I arose at four-thirty Wednesday morning in New York City. Twelve hours later I checked into a hotel in Boise, Idaho, having first flown west to Phoenix, Arizona, where I changed planes and headed north. Five hours after that I was sitting down to see the Idaho Shakespeare Festival‘s production of Major Barbara. Now, twenty-one hours after my alarm clock last went off, I’m back in my hotel room, getting ready for bed.
I could complain about the length of my day, as well as certain disagreeable things that happened to me along the way, but I won’t, because I’ve been reading Notes of a Pianist, the newly reprinted travel diaries of Louis Moreau Gottschalk, in which America’s first important concert pianist (and one of our most original composers) tells in excruciatingly frank and funny detail what it was like for a musician to go on the road in nineteenth-century America.
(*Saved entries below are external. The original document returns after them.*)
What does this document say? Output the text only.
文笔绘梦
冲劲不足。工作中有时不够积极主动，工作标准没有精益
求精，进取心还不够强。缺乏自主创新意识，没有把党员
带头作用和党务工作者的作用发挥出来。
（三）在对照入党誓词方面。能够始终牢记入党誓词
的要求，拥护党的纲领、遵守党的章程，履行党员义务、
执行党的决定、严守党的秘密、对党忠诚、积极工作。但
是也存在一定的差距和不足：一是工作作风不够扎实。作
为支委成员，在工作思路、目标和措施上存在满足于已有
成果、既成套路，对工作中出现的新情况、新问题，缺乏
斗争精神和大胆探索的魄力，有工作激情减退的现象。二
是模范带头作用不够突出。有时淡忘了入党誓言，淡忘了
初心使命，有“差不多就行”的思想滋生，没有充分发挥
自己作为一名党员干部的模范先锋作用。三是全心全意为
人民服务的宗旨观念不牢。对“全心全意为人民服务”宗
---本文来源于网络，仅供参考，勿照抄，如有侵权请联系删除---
No, I’m not fond of snatching a hasty breakfast in between flights, but once you learn what it was like to pay an overnight visit to Springfield, Illinois, in 1863, you’re likely to come away with a greatly enhanced appreciation of the Egg McMuffin:
St. Nicholas Hotel (!!!!) Each one of these exclamation points, if it could speak, would tell you a story of tribulations, of all kinds of mortifications that should render the St. Nicholas Hotel, Springfield, forever celebrated! First, the legislature being in session, the house is full, which is the same as saying that the beefsteaks are leathery, the eggs too hard….We are cooped up, six of us, in a little room hardly large enough to hold one bed comfortably. The water to wash with is as black as ink. The proprietor charges us for a supper that we have not eaten, and, upon a timid observation that we make respecting it, looks at us as if he wished to crush us and, addressing the porter, throws out this memorable phrase, which seems to me not to speak very highly in favor of the honesty of the travelers with whom he is in the habit of dealing: “Billy, take care that the trunks are not taken away before the bills are paid!”
In any case, the truth is that I love traveling, even the ordinary parts. I love being whisked through the streets of Manhattan before sunrise. I love gazing out the window of a plane at clouds and deserts and mesas and mountain ranges. Above all, I love to explore a city that’s new to me, then spend the evening watching Shaw or Shakespeare or Lynn Nottage. What could be more fun?
So yes, I had an excellent day–but enough is enough. I get to sleep in tomorrow, after which I’ll be paying a visit to the Boise Art Museum, dining with a local arts journalist, going to see Love’s Labour’s Lost, then flying to Cedar City, Utah, to do the whole thing over again. That being the case, I think I’ll eat an Owyhee Idaho Spud (no, it’s not a potato product) and hit the sack. It’s midnight in Boise, and even a drama critic deserves a good night’s sleep.